A lot of sellers will not accept an escalation clause offer and many attorneys counsel their clients to refuse them as well. They may seem like a good idea to a buyer in a hot market, but escalation clauses also bring problems for buyers.

One potential problem is being “gamed” by an unscrupulous seller who provides a fake offer as the competing offer. How will the buyer know if the offer the buyer outbid is really an offer? The buyer already told the seller the buyer’s maximum price via the cap in the escalation clause, so an unscrupulous seller might be tempted to create an offer just below that cap.

Including a cap in an escalation clause tells the seller the buyer’s top price. That does not leave any room for negotiation. It may allow the seller to simply counter at that top price. In any event, the buyer may be paying more than the seller would otherwise accept through a fixed price offer. An escalation clause may also tell the seller the buyer is committed to purchase and is not willing to walk away. That may hamper future negotiation if the escalation clause offer is not accepted but the parties continue to talk.

Escalation clauses can help create a contract. Escalation clauses can also create problems and in some cases interfere with creation of a contract. Before using an escalation clause, a buyer (and a seller) should consider all aspects of the situation and make sure he or she understands pros and cons of the clause. Because escalation clauses are more complex than they appear at first blush, this could be one time where consultation with an experienced real estate attorney is priceless. 

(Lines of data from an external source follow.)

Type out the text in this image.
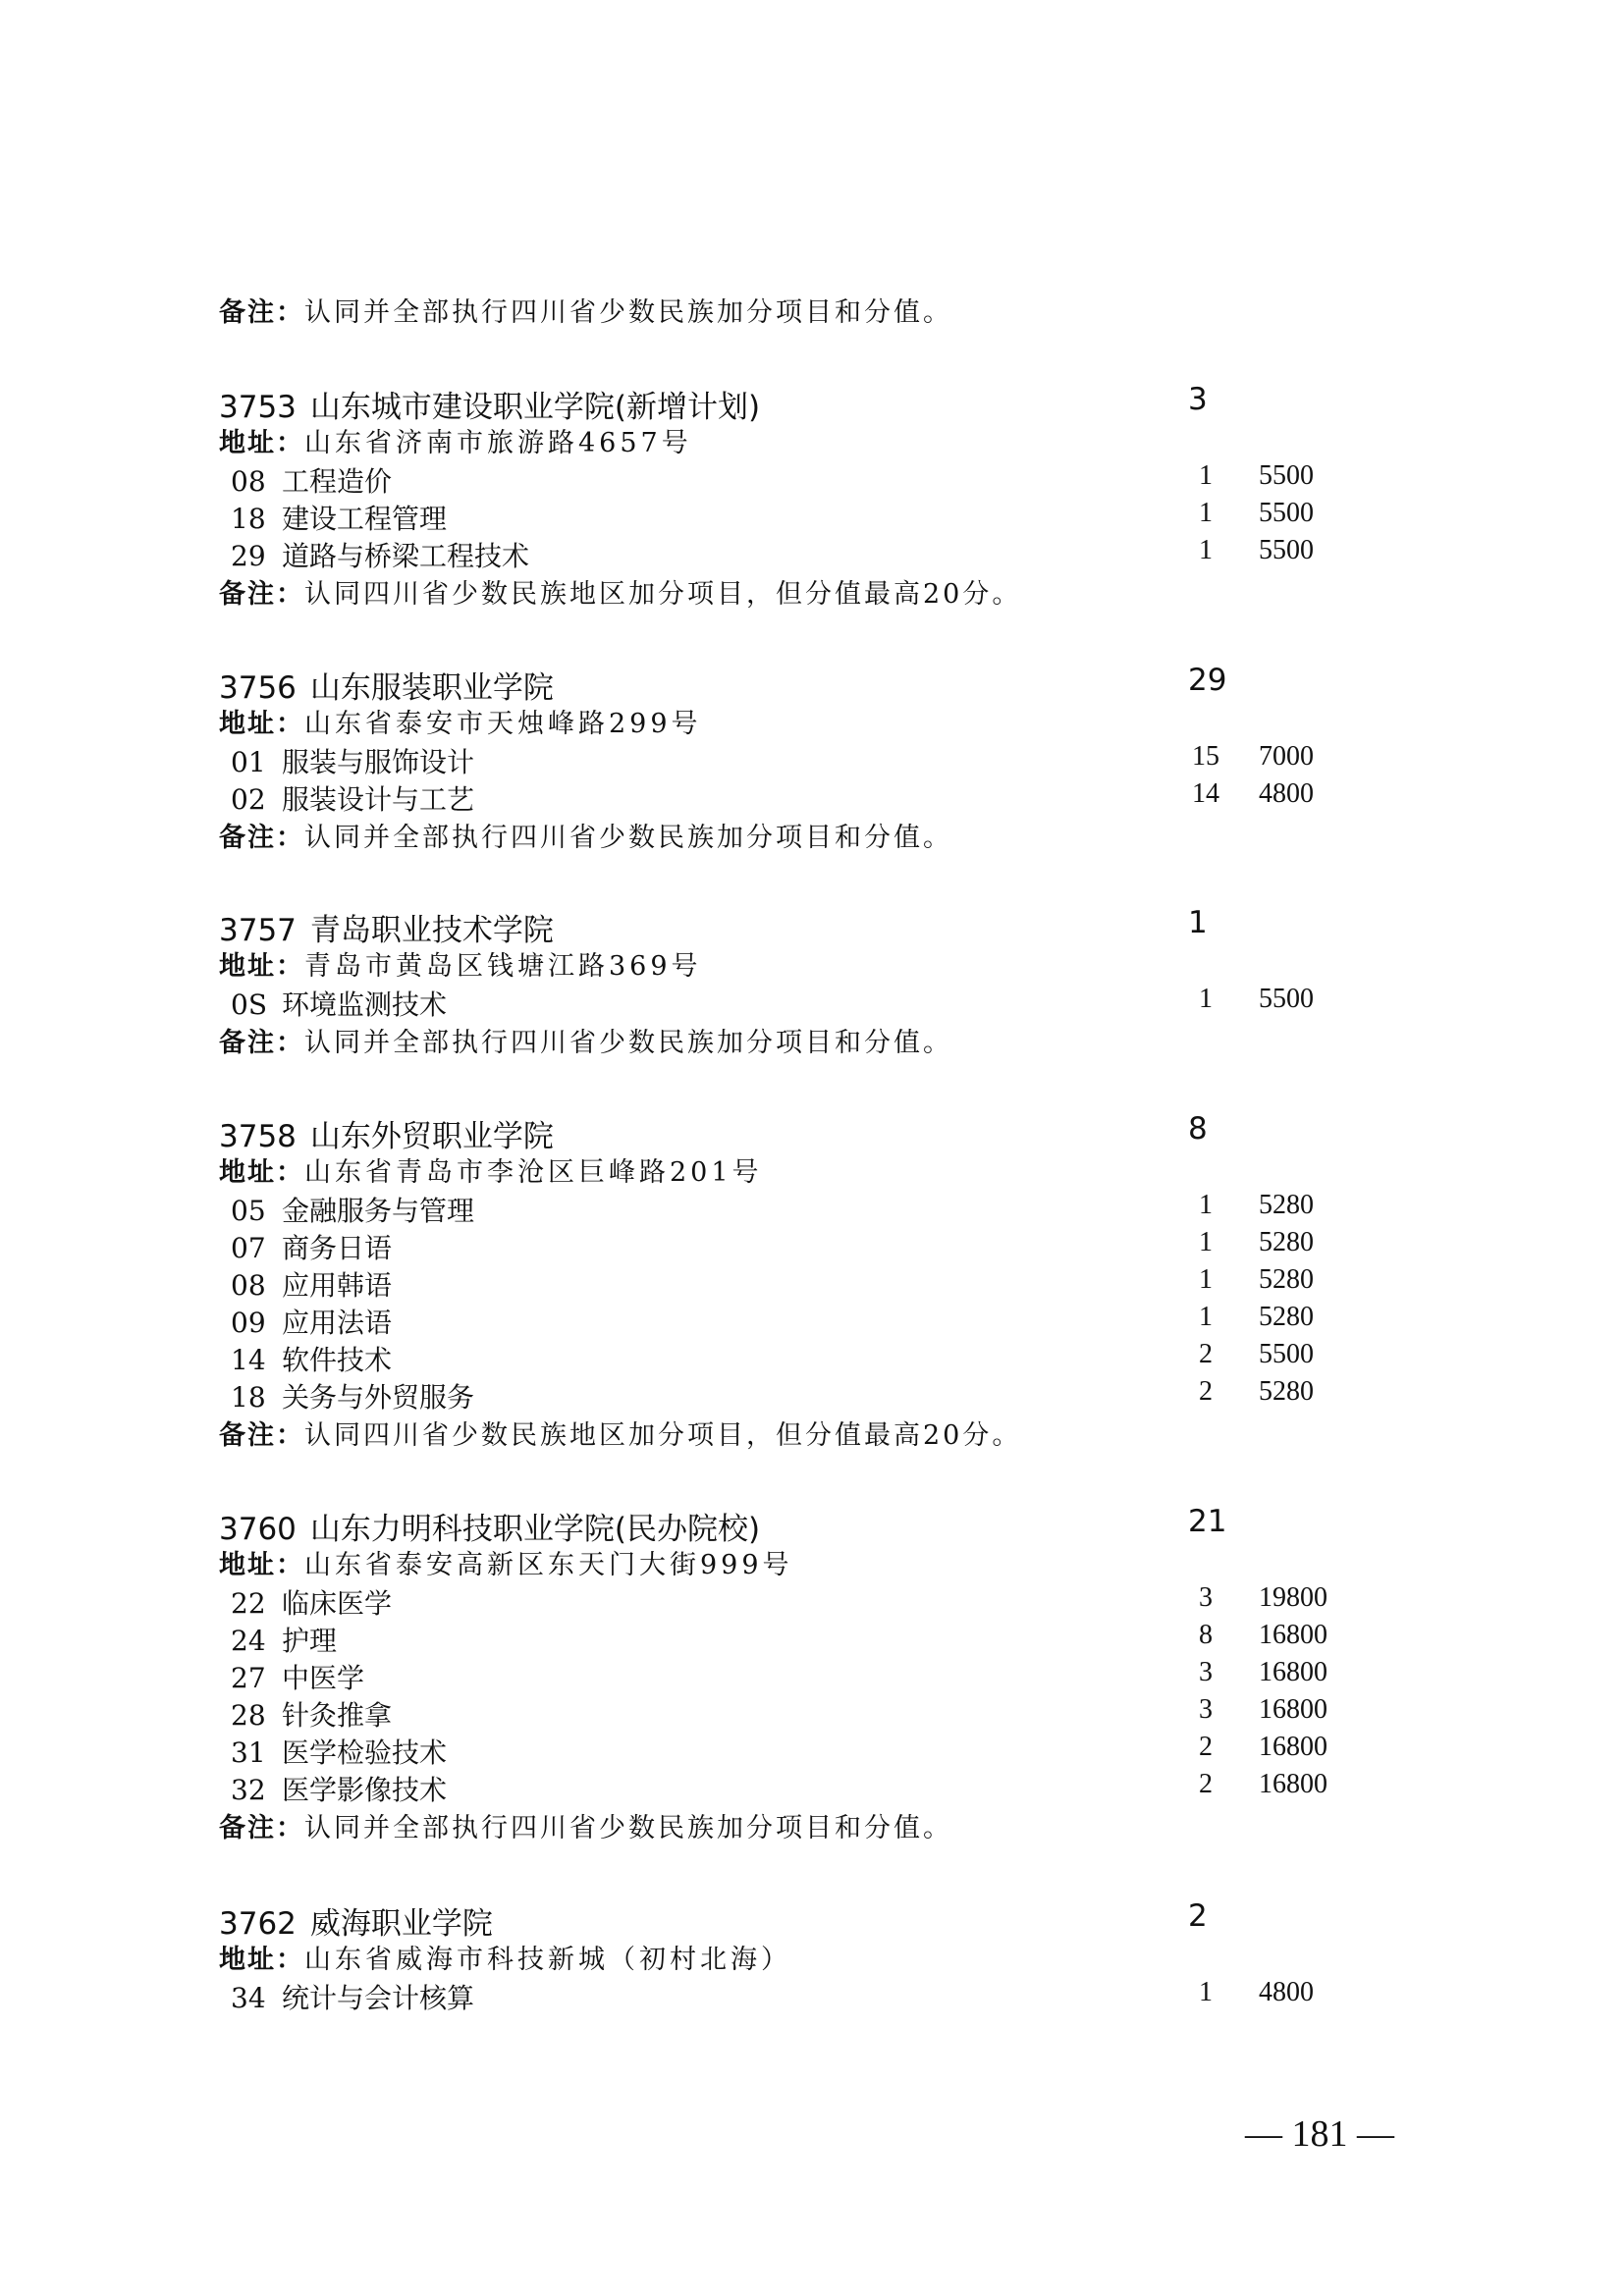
备注：认同并全部执行四川省少数民族加分项目和分值。
3753 山东城市建设职业学院(新增计划)	3
地址：山东省济南市旅游路4657号
08 工程造价	1	5500
18 建设工程管理	1	5500
29 道路与桥梁工程技术	1	5500
备注：认同四川省少数民族地区加分项目，但分值最高20分。
3756 山东服装职业学院	29
地址：山东省泰安市天烛峰路299号
01 服装与服饰设计	15	7000
02 服装设计与工艺	14	4800
备注：认同并全部执行四川省少数民族加分项目和分值。
3757 青岛职业技术学院	1
地址：青岛市黄岛区钱塘江路369号
0S 环境监测技术	1	5500
备注：认同并全部执行四川省少数民族加分项目和分值。
3758 山东外贸职业学院	8
地址：山东省青岛市李沧区巨峰路201号
05 金融服务与管理	1	5280
07 商务日语	1	5280
08 应用韩语	1	5280
09 应用法语	1	5280
14 软件技术	2	5500
18 关务与外贸服务	2	5280
备注：认同四川省少数民族地区加分项目，但分值最高20分。
3760 山东力明科技职业学院(民办院校)	21
地址：山东省泰安高新区东天门大街999号
22 临床医学	3	19800
24 护理	8	16800
27 中医学	3	16800
28 针灸推拿	3	16800
31 医学检验技术	2	16800
32 医学影像技术	2	16800
备注：认同并全部执行四川省少数民族加分项目和分值。
3762 威海职业学院	2
地址：山东省威海市科技新城（初村北海）
34 统计与会计核算	1	4800
— 181 —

Escalation clauses are not necessarily the best course in a hot market. If used, they should be used with caution.

William G. Morris is the principal of William G. Morris, P.A. William G. Morris and his firm have represented clients in Collier County for over 30 years. His practice includes litigation and divorce, business law, estate planning, associations, and real estate. The information in this column is general in nature and not intended as legal advice.